Les Chants du Hasard est un one-man band très ambitieux qui impose son style orchestral majestueusement. Rencontre avec Hazard, afin d’en apprendre plus sur ce projet, plus ou moins proche d’un certain Elend.

Race stupide et idiote ! Tu te repentiras de te conduire ainsi. C’est moi qui te le dis. Tu t’en repentiras, va ! Tu t’en repentiras. Ma poésie ne consistera qu’à attaquer, par tous les moyens, l’homme, cette bête fauve, et le Créateur, qui n’aurait pas dû engendrer une pareille vermine. Les volumes s’entasseront sur les volumes, jusqu’à la fin de ma vie, et, cependant, l’on n’y verra que cette seule idée, toujours présente à ma conscience !”

Salut Hazard ! J’espère que tu apprécies cette courte introduction. Merci de bien vouloir nous accorder cette interview.

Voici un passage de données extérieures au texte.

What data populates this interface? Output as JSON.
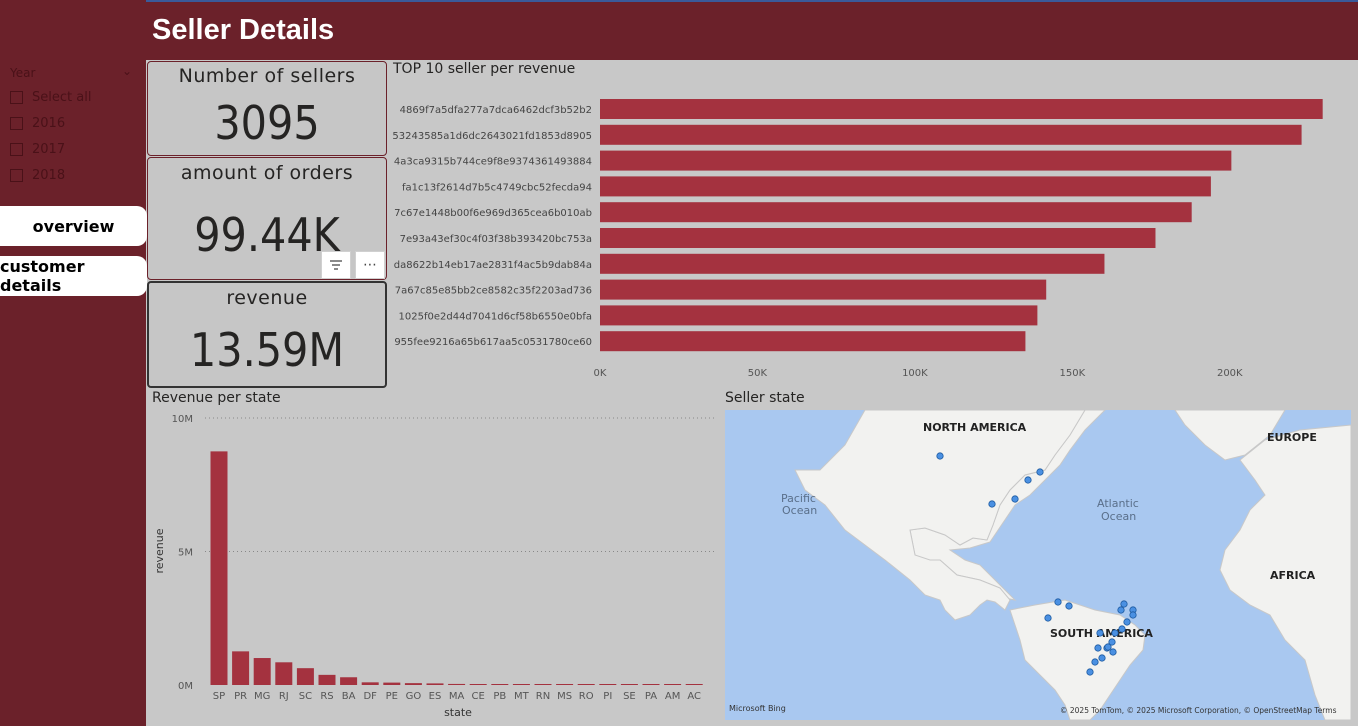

Bon, rentrons dans le vif du sujet. Peux-tu nous présenter ton projet, Les Chants du Hasard ? Que devons-nous en attendre ?

Les Chants du Hasard est un projet n’utilisant ni guitare, ni basse ni batterie mais « seulement » un orchestre et des voix. L’idée de départ était de faire du black metal avec un orchestre et d’utiliser ses possibilités pour le faire différemment.

Le premier titre donne le ton ; le bien nommé « Théâtre ». Pour le nouveau venu ce titre est vu comme un vent de fraîcheur, surtout dans le milieu du metal. Toutefois les plus anciens d’entre nous pensent, directement, à “feu” Elend, voire Chaostar.. Que penses-tu de cette comparaison ?

Je comprends que je sois comparé à Elend dans le sens où nous utilisons tous les deux des instruments d’orchestre et aucun de la formation metal traditionnelle. Cependant, je pense que les points communs s’arrêtent là. Elend est pour moi très axé ambiances avec de longues nappes entrecoupées de passages violents et peu de progressions. J’ai essayé au contraire de limiter les nappes pour utiliser plutôt des mélodies contrastées qui progressent harmoniquement. Je connais très peu Chaostar

Les Chants de Maldoror est un ouvrage poétique en prose de 1869, composé de six parties nommées « chants ».

Reconnu qu’après sa mort, j’espère que ce ne sera pas de même pour toi !

Quand as-tu lu les chants de Maldoror et quel en fut l’impact ?

J’ai découvert Les chants de Maldoror vers 13 ans et j’ai été fasciné par le style de l’auteur ; un mélange de mégalomanie, de grandeur mais aussi de ridicule. Le sujet de la révolte de l’homme contre Dieu peut paraitre banal maintenant mais en le replaçant dans son contexte historique, il l’est beaucoup moins. C’est finalement le style plus que l’argument qui m’a marqué dans ma lecture des Chants.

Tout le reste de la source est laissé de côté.